Efficient low-rank estimation from sparse social science data
- Author(s): Zhang, Chelsea
- Advisor(s): Sekhon, Jasjeet;
- Jordan, Michael I
- et al.
Social science datasets, notably surveys and panel data, are prone to missingness. Data may be missing by accidents of data collection and nonresponse, or by design as a way to reduce respondent burden. This dissertation focuses on low-rank estimation from sparse datasets with matrix structure. In this unabashedly small-data setting, we study how to improve sample efficiency in several empirical scenarios.
Chapter 1 addresses imputation of missing survey responses. We introduce our approach of applying matrix factorization to the incomplete response matrix and evaluate its frequency properties. To reduce burden, we ask questions selectively, intentionally creating missingness at the individual level. We develop a procedure that optimally designs a short survey given our imputation method. Specifically, we choose questions that maximize information about latent user position. This active strategy reduces the error of imputations in simulations of political surveys and in a Facebook survey experiment. We extend this method to ordinal data, which requires approximate inference but delivers an adaptive question order. Finally, we present evidence that reordering questions in the Facebook survey results in limited bias.

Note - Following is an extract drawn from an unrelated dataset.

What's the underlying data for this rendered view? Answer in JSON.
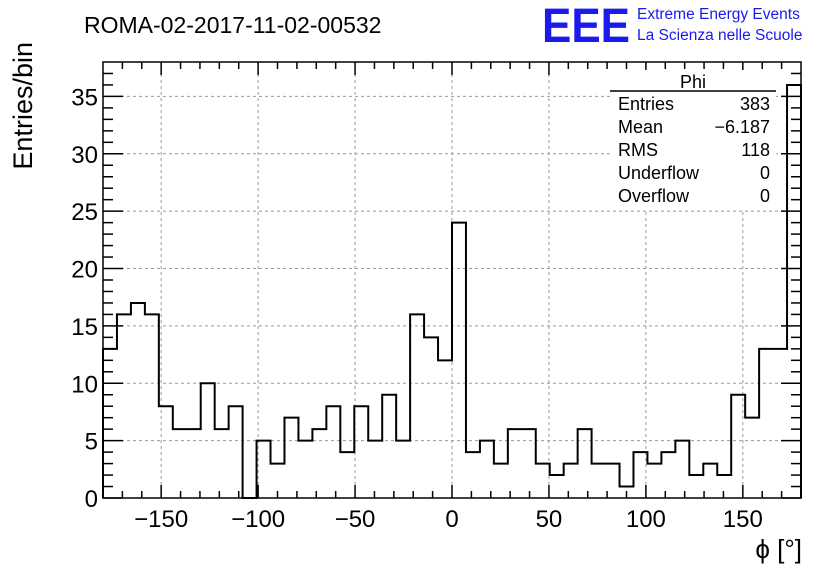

Subsequent chapters do not optimize survey design, but instead seek to harness additional information by changing the model specification. In Chapter 2, we consider estimating opinion at the subgroup level, in particular state-level opinion on political issues. Small-area estimation methods, such as multilevel regression and poststratification, typically model a single response variable. We borrow strength across related questions via a latent factor model, which performs multilevel regression into latent space. Our joint model allows for missingness at the group level. We simulate a survey that asks all questions of interest in four states while asking just four pilot questions in all other states. For many non-pilot questions, estimates of state opinion by the joint model have shorter intervals and smaller error. However, if responses are not sparse, a univariate baseline is preferable.
In panel datasets, where observations are across time rather than across questions, missingness arises from differences in the availability and frequency of data series. Latent factor methods are popular for denoising, dimension reduction and forecasting; for incomplete panels they also provide imputation. Chapter 3 reviews the econometric literature on low-rank methods for panel data, emphasizing the setting with sparsity. The time dimension endows these datasets with additional structure, and several approaches exist for modeling serial correlation. There is evidence that such dynamic approaches yield efficiency gains in small or sparse samples. A surprising number of methods, however, are static. These studies make other contributions, such as inferential theory, error bounds and bias correction.
Throughout this dissertation we focus on social science applications, but missing data, whether for individuals, for groups or across time, is a universal concern. Low-rank methods that make efficient use of sparse data are broadly applicable.